# Removing a half installed Wa handle



## Von blewitt (Oct 17, 2013)

I was replacing the Wa- handle on a knife of mine which has quite a thick tang, I thought I'd made enough adjustment that by the time it was burnt on it would be a tight fit, but I was wrong,now I'm in limbo! I'm around 1cm short of having it fit properly and it won't go any further and I'm having a really hard time getting it off again. Are there any tricks for loosening the handle that wont do any permanent damage? Or any way to help it along that last cm




[/IMG]

That's for your help


----------



## Hattorichop (Oct 17, 2013)

Hold a scrap block of wood longer then the blade against the blade face and resting on the ferrule. Smack said block of wood with a hammer and voila, the handle will be removed with no danmage.



Von blewitt said:


> I was replacing the Wa- handle on a knife of mine which has quite a thick tang, I thought I'd made enough adjustment that by the time it was burnt on it would be a tight fit, but I was wrong,now I'm in limbo! I'm around 1cm short of having it fit properly and it won't go any further and I'm having a really hard time getting it off again. Are there any tricks for loosening the handle that wont do any permanent damage? Or any way to help it along that last cm
> 
> 
> 
> ...


----------



## Von blewitt (Oct 17, 2013)

Thanks Karl, that's what I've been doing but to no avail, I've taken quite a few handles off like that before but this one is proving particularly stubborn!
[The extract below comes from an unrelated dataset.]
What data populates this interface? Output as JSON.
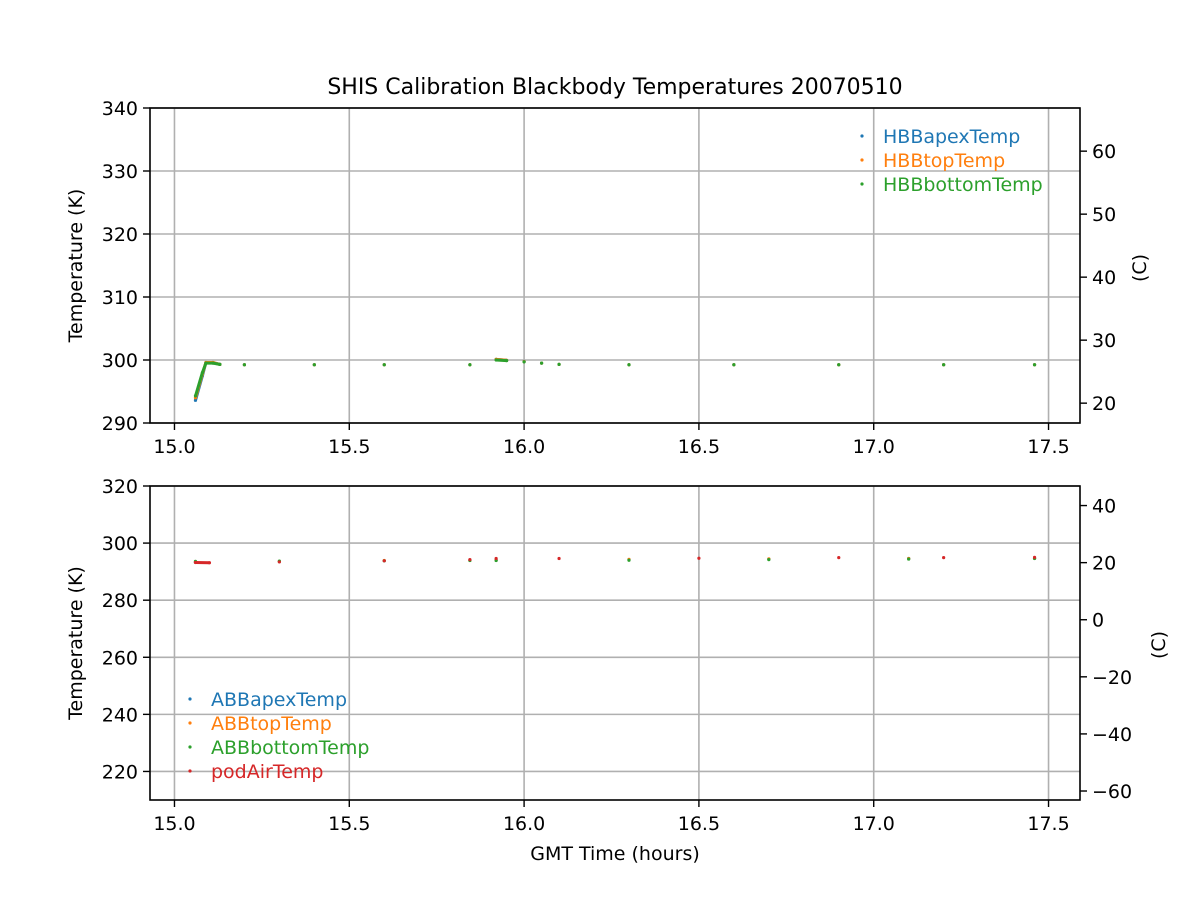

I think I need a bigger hammer


----------



## Von blewitt (Oct 17, 2013)

Haha success!!!
Moral to this story, if at first you don't succeed try a bigger hammer


----------



## Hattorichop (Oct 17, 2013)

haha, Im glad you got it.


----------



## Marko Tsourkan (Oct 20, 2013)

Von blewitt said:


> Thanks Karl, that's what I've been doing but to no avail, I've taken quite a few handles off like that before but this one is proving particularly stubborn! I think I need a bigger hammer



Huw,
it's just friction. You need to strike a few times before you see some movement. A wood mallet is much kinder (and offers more control because of the wider surface) to your handles than a metal one. Put some masking tape on the edge or you might accidentally remove you fingers with the handle.


----------



## jklip13 (Oct 21, 2013)

try freezing, but make sure its bone dry before or else you will freeze it on. if its totally dry it will shrink the tang and widen the hole


----------



## pkjames (Oct 30, 2013)

it is a tricky business, glad you got it mate


----------